Personally, though I am an agronomist, I have been working mostly in sanitary engeneering for the last ten years. The reason is, on the one hand, millions of hectares of good soils are being depleted of organic matter, humus being destroyed, also contributing significantly to increasing atmospheric carbon dioxide, while at the same time industry wastes hundreds of millions of tons of precious organic matter, that is seen as waste and causes pollution. Just think of the slaughter houses, canning plants for fruit, vegetable, fish and meat; tanneries,pulp mills, timber mills, vegetable and animal oil factories, dairies, alcohol distilleries, wine cellars and others. And then look at the garbage and sewage. I already mentioned feed lots.

By inverting the prevailing postulates in sanitary engeneering, extremely productive and interesting work could be done at very low cost and creating highly significant jobs for uncounted young people who today join the armies of the unemployed.

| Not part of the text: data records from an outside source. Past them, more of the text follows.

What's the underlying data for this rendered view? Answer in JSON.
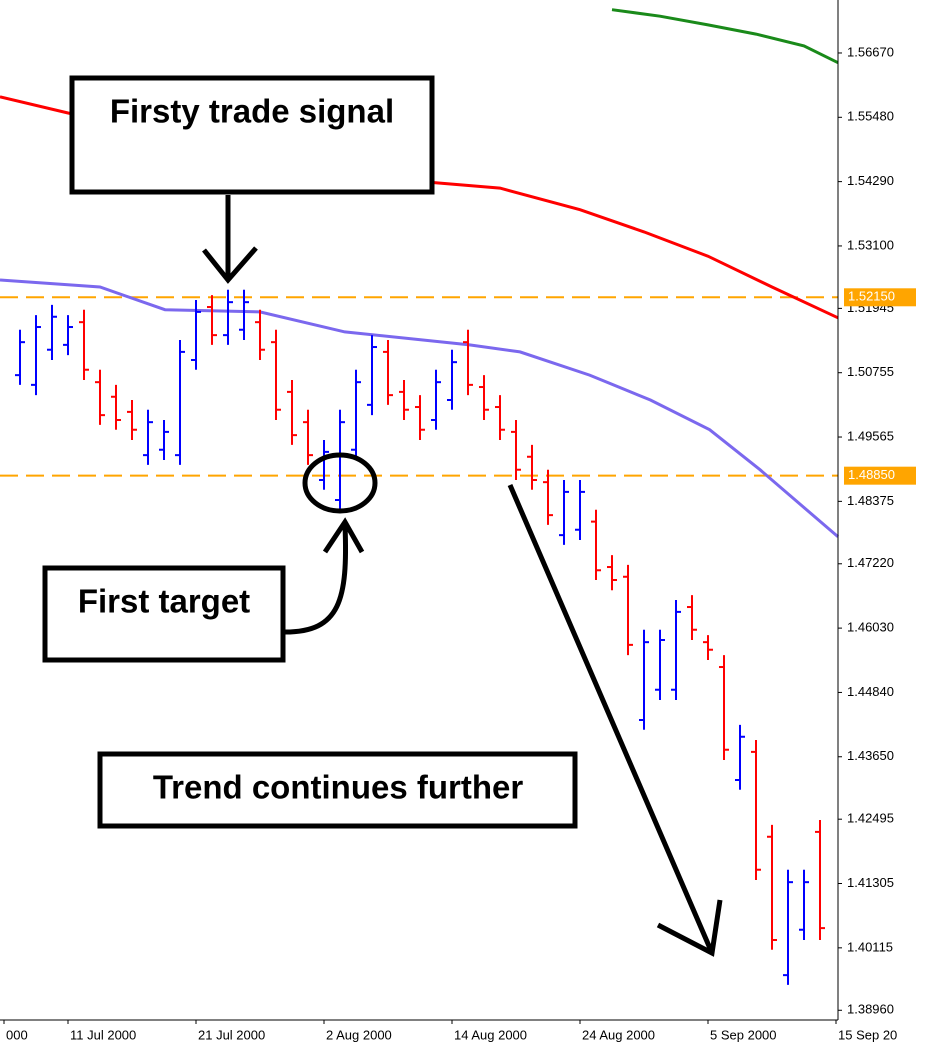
{
  "chart_data": {
    "type": "ohlc",
    "up_color": "#0000ff",
    "down_color": "#ff0000",
    "open": [
      1.5071,
      1.5053,
      1.5118,
      1.5127,
      1.5169,
      1.5058,
      1.5031,
      1.5003,
      1.4923,
      1.4933,
      1.4923,
      1.5099,
      1.5197,
      1.5145,
      1.5155,
      1.5169,
      1.5132,
      1.504,
      1.4984,
      1.4877,
      1.484,
      1.4933,
      1.5016,
      1.5114,
      1.504,
      1.5012,
      1.4988,
      1.5025,
      1.5132,
      1.5049,
      1.5012,
      1.4966,
      1.492,
      1.4873,
      1.4775,
      1.4785,
      1.48,
      1.4716,
      1.4698,
      1.4433,
      1.4489,
      1.4489,
      1.4642,
      1.4577,
      1.4531,
      1.4322,
      1.4374,
      1.4217,
      1.3961,
      1.4045,
      1.4226
    ],
    "high": [
      1.5155,
      1.5182,
      1.5201,
      1.5182,
      1.5192,
      1.5081,
      1.5053,
      1.5025,
      1.5007,
      1.4988,
      1.5136,
      1.521,
      1.5219,
      1.5229,
      1.5229,
      1.5192,
      1.5155,
      1.5062,
      1.5007,
      1.4951,
      1.5007,
      1.5081,
      1.5145,
      1.5136,
      1.5062,
      1.5034,
      1.5081,
      1.5118,
      1.5155,
      1.5071,
      1.5034,
      1.4988,
      1.4942,
      1.4896,
      1.4877,
      1.4877,
      1.4822,
      1.4738,
      1.472,
      1.46,
      1.46,
      1.4655,
      1.4664,
      1.459,
      1.4553,
      1.4424,
      1.4396,
      1.4239,
      1.4156,
      1.4156,
      1.4248
    ],
    "low": [
      1.5053,
      1.5034,
      1.5099,
      1.5108,
      1.5062,
      1.4979,
      1.497,
      1.4951,
      1.4905,
      1.4914,
      1.4905,
      1.5081,
      1.5127,
      1.5127,
      1.5136,
      1.5099,
      1.4988,
      1.4942,
      1.4905,
      1.4859,
      1.4822,
      1.4914,
      1.4997,
      1.5016,
      1.4988,
      1.4951,
      1.497,
      1.5007,
      1.5034,
      1.4988,
      1.4951,
      1.4877,
      1.4859,
      1.4794,
      1.4757,
      1.4766,
      1.4692,
      1.4673,
      1.4553,
      1.4415,
      1.447,
      1.447,
      1.4581,
      1.4544,
      1.4359,
      1.4304,
      1.4137,
      1.4008,
      1.3943,
      1.4026,
      1.4026
    ],
    "close": [
      1.5132,
      1.516,
      1.5179,
      1.516,
      1.5081,
      1.4997,
      1.4988,
      1.497,
      1.4984,
      1.4966,
      1.5114,
      1.5188,
      1.5145,
      1.5206,
      1.5206,
      1.5118,
      1.5007,
      1.496,
      1.4923,
      1.4929,
      1.4984,
      1.5058,
      1.5123,
      1.5034,
      1.5007,
      1.497,
      1.5058,
      1.5095,
      1.5053,
      1.5007,
      1.497,
      1.4896,
      1.4877,
      1.4812,
      1.4855,
      1.4855,
      1.471,
      1.4692,
      1.4572,
      1.4577,
      1.4581,
      1.4633,
      1.46,
      1.4563,
      1.4378,
      1.4402,
      1.4156,
      1.4026,
      1.4133,
      1.4133,
      1.4048
    ],
    "lines": [
      {
        "color": "#1a8a1a",
        "x": [
          37,
          40,
          43,
          46,
          49,
          51.125
        ],
        "values": [
          1.5747,
          1.5735,
          1.5719,
          1.5702,
          1.568,
          1.5649
        ]
      },
      {
        "color": "#ff0000",
        "x": [
          -1.25,
          3,
          10,
          18,
          25.6,
          30,
          35,
          39,
          43,
          47,
          51.125
        ],
        "values": [
          1.5586,
          1.5556,
          1.5515,
          1.5469,
          1.5428,
          1.5417,
          1.5377,
          1.5336,
          1.5291,
          1.5234,
          1.5177
        ]
      },
      {
        "color": "#7b68ee",
        "x": [
          -1.25,
          5,
          9.06,
          15,
          20.3,
          28.1,
          31.25,
          35.6,
          39.4,
          43.1,
          46.25,
          51.125
        ],
        "values": [
          1.5247,
          1.5234,
          1.5192,
          1.5188,
          1.5151,
          1.5127,
          1.5114,
          1.5071,
          1.5025,
          1.497,
          1.4896,
          1.4772
        ]
      }
    ],
    "levels": [
      {
        "value": 1.5215,
        "label": "1.52150",
        "color": "#ffa500"
      },
      {
        "value": 1.4885,
        "label": "1.48850",
        "color": "#ffa500"
      }
    ],
    "xlim": [
      -1.25,
      51.125
    ],
    "xticks": [
      {
        "value": -1,
        "label": "000"
      },
      {
        "value": 3,
        "label": "11 Jul 2000"
      },
      {
        "value": 11,
        "label": "21 Jul 2000"
      },
      {
        "value": 19,
        "label": "2 Aug 2000"
      },
      {
        "value": 27,
        "label": "14 Aug 2000"
      },
      {
        "value": 35,
        "label": "24 Aug 2000"
      },
      {
        "value": 43,
        "label": "5 Sep 2000"
      },
      {
        "value": 51,
        "label": "15 Sep 20"
      }
    ],
    "ylim": [
      1.3878,
      1.5765
    ],
    "yticks": [
      {
        "value": 1.5667,
        "label": "1.56670"
      },
      {
        "value": 1.5548,
        "label": "1.55480"
      },
      {
        "value": 1.5429,
        "label": "1.54290"
      },
      {
        "value": 1.531,
        "label": "1.53100"
      },
      {
        "value": 1.51945,
        "label": "1.51945"
      },
      {
        "value": 1.50755,
        "label": "1.50755"
      },
      {
        "value": 1.49565,
        "label": "1.49565"
      },
      {
        "value": 1.48375,
        "label": "1.48375"
      },
      {
        "value": 1.4722,
        "label": "1.47220"
      },
      {
        "value": 1.4603,
        "label": "1.46030"
      },
      {
        "value": 1.4484,
        "label": "1.44840"
      },
      {
        "value": 1.4365,
        "label": "1.43650"
      },
      {
        "value": 1.42495,
        "label": "1.42495"
      },
      {
        "value": 1.41305,
        "label": "1.41305"
      },
      {
        "value": 1.40115,
        "label": "1.40115"
      },
      {
        "value": 1.3896,
        "label": "1.38960"
      }
    ],
    "annotations": [
      "Firsty trade signal",
      "First target",
      "Trend continues further"
    ]
  }
}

In handling and recycling organic wastes, as well as ashes from industry and others, and learning sound organic soil management we have also learned to efficiently cope with plant pests and diseases. We simply avoid them! The basic postulate of modern pest control is also fundamentally wrong. The pest or pathogen, whether insect, nematode, mite, fungus, bacteria or virus, is not an arbitary enemy to be erradicated or fought with fulminant or persistant poisons, it is rather a biological indicator, warning us about our own mistakes in how we grow crops. On really healthy plants, that is, on plants with well balanced metabolism, resulting from well balanced plant nutrition, pests and pathogens simply cannot proliferate. So, instead of fighting them with poisons, we must learn how to cultivate them correctly. This aspect of plant protection was intuitively known to traditional peasants but it is now left out of modern agriculture. We also learned that we can use certain plant treatments that are not poisonous, that enhance plant growth and make plants healthy. For instance, highly mature and concentrated humus complex, obtained from organic sludge, produced in effluent treatment from pulp mills, when applied in diluted form as a foliar spray on crops increases yields and diminishes pest attack. A revolution in agriculture lies before us. We have much practical success with other similar or related treatments.

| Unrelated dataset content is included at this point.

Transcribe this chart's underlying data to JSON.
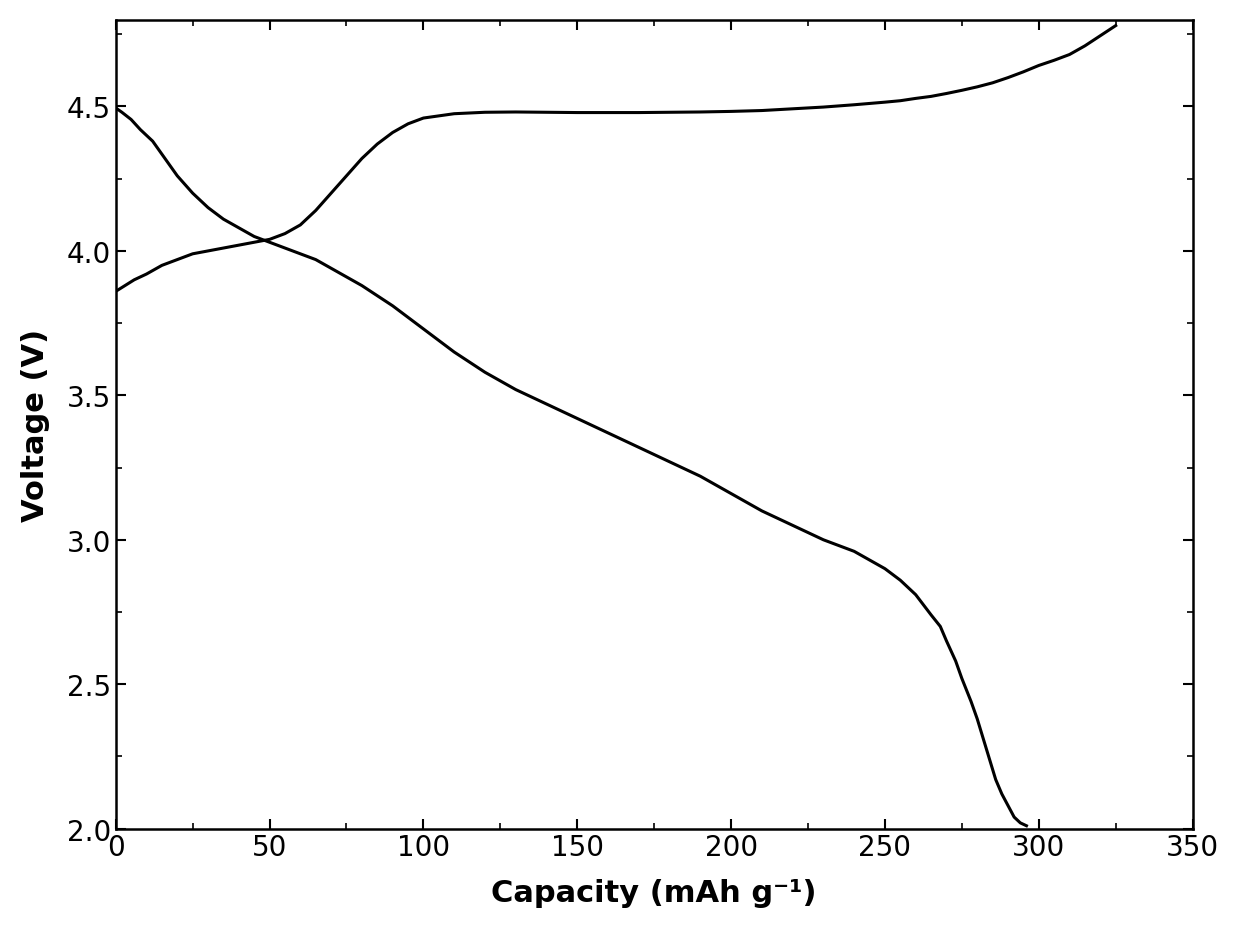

What we need now is practical work, in the field. Of course, academic research, in the laboratory, can help. But it is not essential at this point. As I said at the beginning, we have all the knowledge to do what must be done. We must act, now! We have no time to lose!

Remember, you people in the so called First World are today contributing with your tax money to an important part of the devastation in the last wilderness of the planet. Pretty soon you will be paying again, with your hides, when the resulting climatic changes come.